Today I'd like to point out a few common misconceptions that religious people have about evolution and science. A recent Washington Post "On Faith" article asserts that Richard Dawkins is a "high priest" of evolution, which is what inspired me today.
Evolution is not a religion. There are no beliefs in evolution that require any more faith than we all must have in our daily life. For example, the belief that our senses inform us about the world around us is a belief that everyone holds. Nowhere in evolution are we required to believe in something we cannot sense or use reason to deduce. The idea of evolution as a religion shows staggering ignorance of science and religion both.
However, many religious people still make the error of using religious hierarchy to describe atheists and scientists. Dawkins is called a "high priest worshipping at the feet of Charles Darwin" and "the world’s most loyal devotee of 'The Church of Evolution.'" Unfortunately for Jordan Sekulow, the author of these assertions, evolution does not actually meet anyone's definition of religion.
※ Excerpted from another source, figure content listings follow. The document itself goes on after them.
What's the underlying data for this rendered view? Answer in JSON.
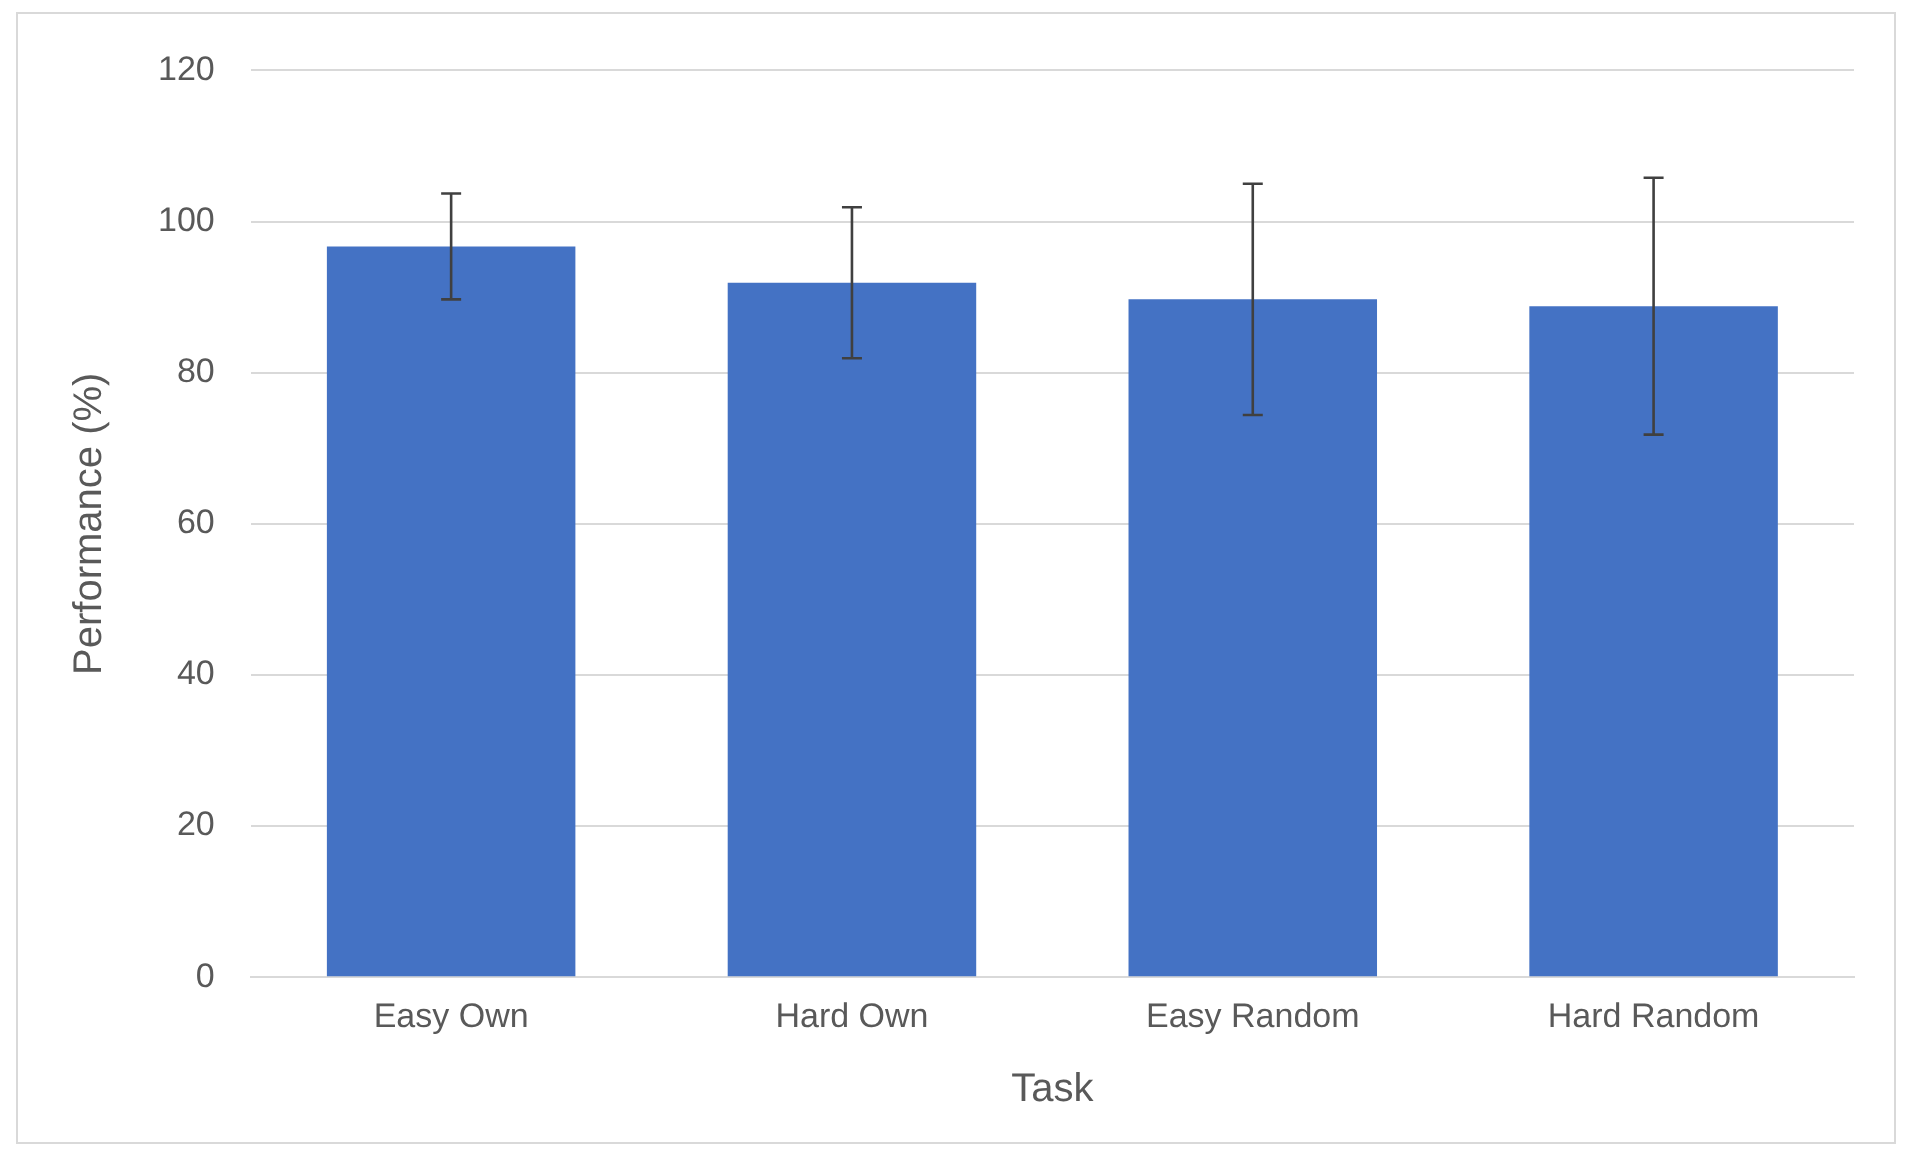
{
  "chart_data": {
    "type": "bar",
    "xlabel": "Task",
    "ylabel": "Performance (%)",
    "categories": [
      "Easy Own",
      "Hard Own",
      "Easy Random",
      "Hard Random"
    ],
    "values": [
      96.7,
      91.9,
      89.7,
      88.8
    ],
    "errors": [
      7,
      10,
      15.3,
      17
    ],
    "color": "#4472c4",
    "ylim": [
      0,
      120
    ],
    "yticks": [
      0,
      20,
      40,
      60,
      80,
      100,
      120
    ],
    "grid": "y"
  }
}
I shouldn't have to mention that no one actually worships Darwin or any other scientist.
Clearly, by calling evolution a religion, Sekulow wishes to equate Dawkins' support of evolution with the actions of door-to-door missionaries, and to lower evolution to the level of mere baseless opinion. Evolution is a highly respected scientific theory with evidence and support from many areas of science, if not all sciences. Evolution and gravity are both scientific theories; in layman's terms, evolution is as much a fact as gravity is. In fact, some might say we know more about evolution than we do gravity!
By seeing evolution in its proper light as science, rather than a religion, Dawkins' message is clearly not an attempt at religious conversion. Instead, he is lamenting the popular tendency to conflate religion and science, and the resulting attitude that science is not important. Amusingly, Sekulow is upset that Dawkins considers these ideas ignorant and foolish.
Another error I see in this article is the idea that since most people believe something, it must be true. Sekulow claims that since a high percentage of Americans believe in God, and less than half believe in evolution, Dawkins could not possibly be correct that such beliefs are proof of ignorance. I can only assume Sekulow is unfamiliar with history, because otherwise he would be aware of many examples of the majority being completely wrong. Remember when everyone thought the Earth was flat? Or that the Earth was the center of the universe?
In closing, I'd like to point out that calling someone an elitist for being educated and expecting others to try to learn is despicable. It's the equivalent of writing "proud ignoramus" on your forehead. I'd also like to encourage everyone to spend some time learning about the scientific method and evolution before calling them false.